No, they are related by the correlation coefficient $r$ estimated by the regression. See this page.

5. Mar 18, 2016

### phosgene

Ah, I think I got it now. Thanks!

6. Mar 18, 2016

### Ray Vickson

The SD of your y-values comes from two sources: (1) variations in the x-values, leading to different y-values; and (2) random errors. Both of these are present, in general.

Even if you have a perfect fit (with no residual errors) there will be an SD in the y-values, just because they are spread out as a result of the x-values being spread out. In general, though, the SD will be larger than that arising solely from the spread of the x-values That is, there are some residual errors.

Just looking at some measure of the magnitude of the residual errors does not tell you if you have an appropriate "fit": the errors can be large just because there is a lot of noise in the data. To test if the model is appropriate, you need to actually compare two different models to see if one is significantly better than the other. For example, if you have a theoretical model of the form $Y = f(x) + \epsilon$ and a corresponding data set $y_i = f(x_i) + \epsilon_i, i=1,2, \ldots, n$ your aim might be to discover the form of the unknown function $f(x)$. Perhaps you want to see whether a linear fit $f(x) = \alpha + \beta x$ is OK, or whether you need a quadratic fit $f(x) = \alpha + \beta x + \gamma x^2$. One way would be to perform two regressions---one for the linear function and one for the quadratic---then compare their rms errors, etc.

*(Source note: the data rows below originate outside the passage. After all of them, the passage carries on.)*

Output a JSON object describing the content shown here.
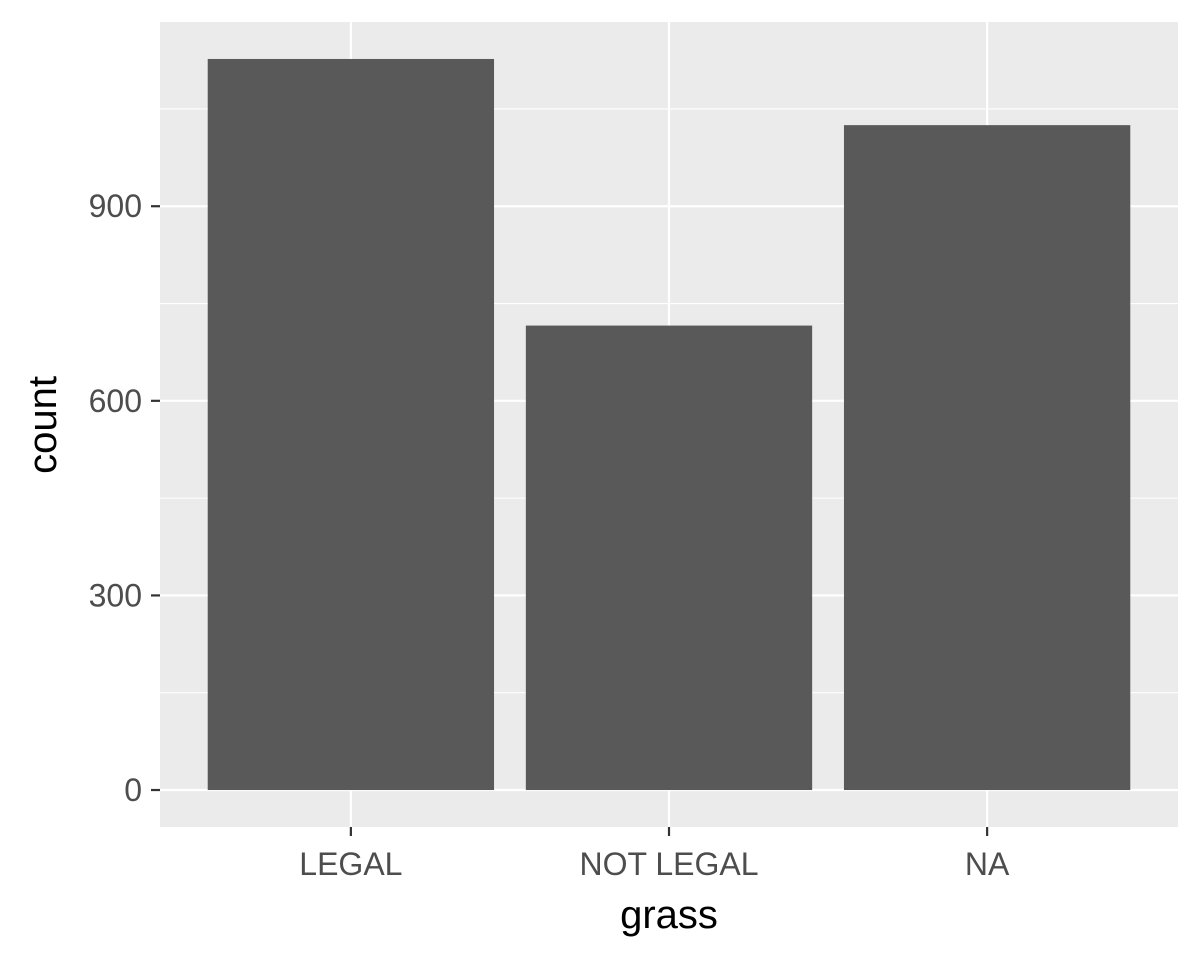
{
  "chart_data": {
    "type": "bar",
    "categories": [
      "LEGAL",
      "NOT LEGAL",
      "NA"
    ],
    "values": [
      1127,
      716,
      1025
    ],
    "xlabel": "grass",
    "ylabel": "count",
    "ylim": [
      -57,
      1184
    ],
    "yticks": [
      0,
      300,
      600,
      900
    ],
    "yminor": [
      150,
      450,
      750,
      1050
    ],
    "grid": true,
    "legend": "none",
    "colors": {
      "panel": "#ebebeb",
      "grid": "#ffffff",
      "bar": "#595959",
      "tick": "#333333"
    }
  }
}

Another way would be to perform a significance test on the coefficients of the quadratic fit, to see if the quadratic term is genuine or merely an artifact of the random errors.

7. Mar 18, 2016

### phosgene

Ok, I went back and plugged the numbers into the relation andrewkirk pointed me to:

$RMSE=\sqrt{1-r^2}SD_{y}$

The value for the RMSE is ~16.5, whereas the value for SD of the data is ~16.7. The correlation coefficient r is given as 0.6516. With these numbers, the right side of the equation evaluates to about 12.7.

Something seems very wrong. Since this is quickly becoming way more complicated than I think it should be (it's a non-mathematical course on business analytics - the equation for RMSE wasn't given and I'm pretty sure that the SD wasn't either), I'm going to leave it for now and wait for the lecturer to get back to me.